Milk-testing lab in limbo

Uduma spinning mill, Kasaragod medical college in need of urgent intervention

In yet another instance of perpetual and stagnated development initiatives typical to this northern most district The Regional Milk Testing Laboratory at Kumbla here, inaugurated over a year ago to check the quality of milk procured from various places, is yet to become operational.

The functioning of the laboratory, housed in a three-storey building complex at Naikappu, was stalled after a senior official in the rank of Deputy Director of the Dairy Development Department, hailing from a southern district and whose presence is a must to supervise the day-to-day operation of the laboratory, managed to secure a stay from court against the appointment.

Appointment

The stalemate has affected the posting of a clerk and a lab assistant to oversee the running of the unit, installed with expensive electronic gadgets, sources said.
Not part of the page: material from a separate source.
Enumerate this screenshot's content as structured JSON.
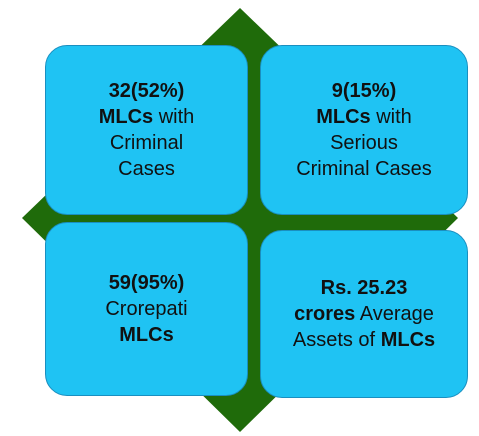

The fate of the laboratory, set up to test the quality of outsourced milk, apart from the milk processed by Milma’s Kasaragod Dairy at Anandashram in Kanhangad, continues to remain uncertain. Sources said the authorities should take steps to appoint a senior official in the new financial year. The District Planning Committee could play a positive role in resolving the issue, they feel.

The district regional laboratory was formally inaugurated by Minister for Animal Husbandry K. Raju here on March 24 last year. The laboratary was imperative in the light of additional quantities of milk in pouches flooding the northern border areas of the district with no mechanism in place to check the quality of the milk supplied by private firms.

Tardy implementation of development initiatives seems to be the lot of the district. The public sector Uduma Spinning Mill has not produced even a metre of yarn ever since the unit was inaugurated way back in 2011.

Even though serious steps were taken to revive the mill, equipped with costly imported machinery, after the LDF government came to power in May 2016, the momentum was lost after the then Industries Minister E.P. Jayarajan resigned from the post. The mill could not be revived despite the State earmarking over ₹8 crore to operationalise it.

The proposed Kasaragod government medical college at Badiadka is in limbo though the work formally began in November 2013. Work on two academic blocks have neared completion while the crucial hospital block work is yet to begin, with the State attributing the stalemate to fund crunch.